The first days…

The children at the Gabriel Garcia Márquez School at first glance look remarkably like well-to-do private school kids in any country.  Most are immaculately groomed, the girls’ hair is braided or pulled back, the boys’ is gelled, generally in Mohawk fashion, and they run around in their navy and plaid uniforms.  They appear to be well-fed and well taken care of; healthy and happy.  The air is filled with laughter.  The kids are always smiling and all ages are inquisitive, outgoing, ridiculously polite and genuinely caring and sweet.  Camilo, a 7-year-old that I had just met, bought me a bag of juice with his snack money today. The general happiness that the school exudes is juxtaposed by innocent questions or comments that quickly bring to light the extreme circumstances from which these children come.

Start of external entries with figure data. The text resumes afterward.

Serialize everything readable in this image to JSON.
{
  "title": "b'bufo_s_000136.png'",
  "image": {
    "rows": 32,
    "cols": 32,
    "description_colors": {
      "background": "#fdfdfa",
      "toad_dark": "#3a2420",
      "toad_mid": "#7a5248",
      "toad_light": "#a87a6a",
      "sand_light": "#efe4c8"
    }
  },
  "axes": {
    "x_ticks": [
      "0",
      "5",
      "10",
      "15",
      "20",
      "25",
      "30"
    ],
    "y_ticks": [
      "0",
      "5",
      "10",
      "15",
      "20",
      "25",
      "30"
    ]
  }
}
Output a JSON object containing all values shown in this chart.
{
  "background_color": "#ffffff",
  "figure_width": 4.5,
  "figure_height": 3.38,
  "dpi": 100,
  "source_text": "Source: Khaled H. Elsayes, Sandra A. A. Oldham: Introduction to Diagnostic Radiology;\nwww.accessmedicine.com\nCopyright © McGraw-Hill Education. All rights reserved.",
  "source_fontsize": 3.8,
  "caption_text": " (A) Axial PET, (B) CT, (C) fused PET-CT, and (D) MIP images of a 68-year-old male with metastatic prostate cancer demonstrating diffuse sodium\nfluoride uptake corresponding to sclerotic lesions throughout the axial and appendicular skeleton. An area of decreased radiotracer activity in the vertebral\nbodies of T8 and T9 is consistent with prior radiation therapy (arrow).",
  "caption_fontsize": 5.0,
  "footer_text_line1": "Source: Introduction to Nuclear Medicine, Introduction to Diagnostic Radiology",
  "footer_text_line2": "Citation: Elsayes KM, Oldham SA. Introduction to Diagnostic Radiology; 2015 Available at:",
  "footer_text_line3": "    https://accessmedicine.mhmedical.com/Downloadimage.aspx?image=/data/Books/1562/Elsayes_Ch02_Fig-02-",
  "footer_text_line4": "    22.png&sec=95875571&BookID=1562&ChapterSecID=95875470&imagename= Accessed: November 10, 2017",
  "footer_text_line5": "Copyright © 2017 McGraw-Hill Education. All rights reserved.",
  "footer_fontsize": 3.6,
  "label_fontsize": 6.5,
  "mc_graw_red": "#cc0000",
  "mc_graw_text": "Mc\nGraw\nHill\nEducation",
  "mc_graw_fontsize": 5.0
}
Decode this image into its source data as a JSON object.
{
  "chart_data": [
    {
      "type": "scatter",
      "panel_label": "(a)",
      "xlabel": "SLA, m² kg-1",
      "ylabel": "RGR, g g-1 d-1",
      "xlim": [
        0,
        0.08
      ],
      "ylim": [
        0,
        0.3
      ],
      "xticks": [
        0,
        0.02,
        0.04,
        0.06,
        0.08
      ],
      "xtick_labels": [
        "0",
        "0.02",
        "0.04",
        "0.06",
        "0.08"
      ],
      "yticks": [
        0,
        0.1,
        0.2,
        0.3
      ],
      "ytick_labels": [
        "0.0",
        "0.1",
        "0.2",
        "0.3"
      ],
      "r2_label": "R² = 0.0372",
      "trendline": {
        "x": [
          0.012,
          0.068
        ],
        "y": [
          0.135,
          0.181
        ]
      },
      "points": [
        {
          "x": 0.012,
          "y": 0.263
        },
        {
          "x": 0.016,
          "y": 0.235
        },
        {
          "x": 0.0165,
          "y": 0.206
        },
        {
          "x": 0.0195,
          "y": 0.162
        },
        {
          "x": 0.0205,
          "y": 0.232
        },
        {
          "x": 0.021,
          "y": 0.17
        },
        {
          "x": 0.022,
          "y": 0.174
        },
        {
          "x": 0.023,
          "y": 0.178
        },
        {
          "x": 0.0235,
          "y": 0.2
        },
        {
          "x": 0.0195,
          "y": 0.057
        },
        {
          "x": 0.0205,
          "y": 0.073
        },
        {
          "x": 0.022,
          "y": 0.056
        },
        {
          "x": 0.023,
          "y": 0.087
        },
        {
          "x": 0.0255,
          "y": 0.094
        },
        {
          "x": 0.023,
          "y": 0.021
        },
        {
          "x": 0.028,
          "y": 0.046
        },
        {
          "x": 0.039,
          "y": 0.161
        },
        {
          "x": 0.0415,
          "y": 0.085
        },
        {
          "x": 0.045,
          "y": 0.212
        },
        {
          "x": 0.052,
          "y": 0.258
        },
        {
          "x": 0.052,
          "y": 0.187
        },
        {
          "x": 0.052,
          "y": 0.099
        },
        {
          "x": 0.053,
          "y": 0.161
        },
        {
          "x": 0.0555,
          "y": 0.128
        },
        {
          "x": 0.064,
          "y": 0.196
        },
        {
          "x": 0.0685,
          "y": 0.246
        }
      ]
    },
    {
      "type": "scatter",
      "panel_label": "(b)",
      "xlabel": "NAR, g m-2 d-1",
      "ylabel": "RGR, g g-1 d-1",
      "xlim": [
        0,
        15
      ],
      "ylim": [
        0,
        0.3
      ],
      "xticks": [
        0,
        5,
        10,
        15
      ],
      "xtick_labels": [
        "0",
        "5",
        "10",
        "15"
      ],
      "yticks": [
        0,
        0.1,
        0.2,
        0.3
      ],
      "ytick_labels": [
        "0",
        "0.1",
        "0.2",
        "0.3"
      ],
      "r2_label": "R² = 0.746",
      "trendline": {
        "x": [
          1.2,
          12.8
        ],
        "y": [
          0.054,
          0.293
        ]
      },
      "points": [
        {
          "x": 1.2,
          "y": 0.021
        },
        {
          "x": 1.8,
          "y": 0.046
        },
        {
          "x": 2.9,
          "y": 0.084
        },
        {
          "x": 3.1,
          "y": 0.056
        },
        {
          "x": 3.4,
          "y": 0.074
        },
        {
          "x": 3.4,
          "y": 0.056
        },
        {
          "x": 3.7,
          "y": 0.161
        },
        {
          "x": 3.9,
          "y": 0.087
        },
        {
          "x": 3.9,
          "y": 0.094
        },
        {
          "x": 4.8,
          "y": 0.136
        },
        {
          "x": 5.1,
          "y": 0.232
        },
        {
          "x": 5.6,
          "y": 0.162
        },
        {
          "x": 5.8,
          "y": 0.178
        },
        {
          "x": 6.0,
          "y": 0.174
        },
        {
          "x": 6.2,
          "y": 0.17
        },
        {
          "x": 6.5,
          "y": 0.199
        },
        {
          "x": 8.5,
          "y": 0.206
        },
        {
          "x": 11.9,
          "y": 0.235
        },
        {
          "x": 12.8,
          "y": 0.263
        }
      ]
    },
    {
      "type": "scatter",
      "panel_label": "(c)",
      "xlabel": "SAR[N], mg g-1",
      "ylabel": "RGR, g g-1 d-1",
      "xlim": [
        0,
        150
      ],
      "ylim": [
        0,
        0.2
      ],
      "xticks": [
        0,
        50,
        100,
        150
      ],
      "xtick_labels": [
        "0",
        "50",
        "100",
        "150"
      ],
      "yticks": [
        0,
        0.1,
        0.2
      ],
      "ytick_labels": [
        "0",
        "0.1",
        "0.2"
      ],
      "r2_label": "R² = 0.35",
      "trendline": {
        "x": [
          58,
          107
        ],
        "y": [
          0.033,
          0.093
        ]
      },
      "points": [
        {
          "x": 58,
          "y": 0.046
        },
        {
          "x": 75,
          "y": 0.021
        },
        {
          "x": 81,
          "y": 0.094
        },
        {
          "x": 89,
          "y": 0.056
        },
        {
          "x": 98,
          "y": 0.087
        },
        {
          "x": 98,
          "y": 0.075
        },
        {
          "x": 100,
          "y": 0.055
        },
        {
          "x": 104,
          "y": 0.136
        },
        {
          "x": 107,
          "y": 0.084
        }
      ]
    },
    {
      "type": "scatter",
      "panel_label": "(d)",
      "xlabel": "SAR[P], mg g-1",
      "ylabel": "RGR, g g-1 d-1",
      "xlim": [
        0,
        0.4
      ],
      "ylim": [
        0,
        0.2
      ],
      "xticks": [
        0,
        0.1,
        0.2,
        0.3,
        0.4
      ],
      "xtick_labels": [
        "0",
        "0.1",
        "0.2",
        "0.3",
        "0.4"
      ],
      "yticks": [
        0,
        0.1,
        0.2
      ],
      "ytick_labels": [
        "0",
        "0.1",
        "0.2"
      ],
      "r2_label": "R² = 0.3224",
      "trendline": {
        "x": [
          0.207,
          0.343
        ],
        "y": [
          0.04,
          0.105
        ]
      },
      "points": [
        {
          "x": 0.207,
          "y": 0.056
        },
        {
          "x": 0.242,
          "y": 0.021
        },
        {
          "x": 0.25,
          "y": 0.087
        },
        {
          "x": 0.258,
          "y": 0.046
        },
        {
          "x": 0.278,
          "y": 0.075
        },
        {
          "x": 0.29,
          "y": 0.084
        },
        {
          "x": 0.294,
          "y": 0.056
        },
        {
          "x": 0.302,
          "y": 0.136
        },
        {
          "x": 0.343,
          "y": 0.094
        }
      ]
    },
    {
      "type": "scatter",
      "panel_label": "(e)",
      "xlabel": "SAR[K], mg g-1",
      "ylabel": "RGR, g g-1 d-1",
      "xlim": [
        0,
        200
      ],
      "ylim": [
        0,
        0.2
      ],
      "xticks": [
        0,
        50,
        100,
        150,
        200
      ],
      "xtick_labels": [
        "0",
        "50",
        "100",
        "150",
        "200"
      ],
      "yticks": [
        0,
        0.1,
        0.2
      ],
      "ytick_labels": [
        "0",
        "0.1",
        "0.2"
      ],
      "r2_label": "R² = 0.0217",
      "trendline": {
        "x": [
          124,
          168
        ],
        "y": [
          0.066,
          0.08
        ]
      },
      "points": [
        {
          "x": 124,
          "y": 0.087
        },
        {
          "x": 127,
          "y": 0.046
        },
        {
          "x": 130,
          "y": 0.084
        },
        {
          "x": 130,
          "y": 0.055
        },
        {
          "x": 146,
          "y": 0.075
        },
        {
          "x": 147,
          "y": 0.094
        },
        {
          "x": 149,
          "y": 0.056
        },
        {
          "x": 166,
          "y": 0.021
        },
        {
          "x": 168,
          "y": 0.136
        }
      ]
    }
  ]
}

I was helping to conduct a basic survey today and asked a 6-year-old what his dad did.  He replied, “La mató.” (“They killed him,” meaning the paramilitaries, the FARC or the military itself.)  Later, a group of 16-year-olds were asking silly questions about the US.  “Have you been to Disney World?”  “What’s your favorite food to eat there?” “How do you guys dance?” and then… “are there lots of displaced people?”  My awkward answer of, “no” was received with wide eyes and disbelief that the situation in Colombia was not common place around the world.

Of course, when you look at the actual surroundings, the classrooms are crowded, the paint is peeling, and there is an almost constant presence of machine gun toting soldiers milling about outside the door to the school or at the least within eyesight.  The neighborhood is built up a steep hill with few dirt roads.  Most travel is done by walking up steps that are dug into the hillside or just walking up the steep muddy hills themselves. If you don’t live in the neighborhood you don’t walk alone, and even then detours are often taken to avoid “suspicious” groups of men.  But, like a dose of poetic justice, the views from the tops of the steep hills are far better than from those that hover above the wealthy Bogotá neighborhood where I live.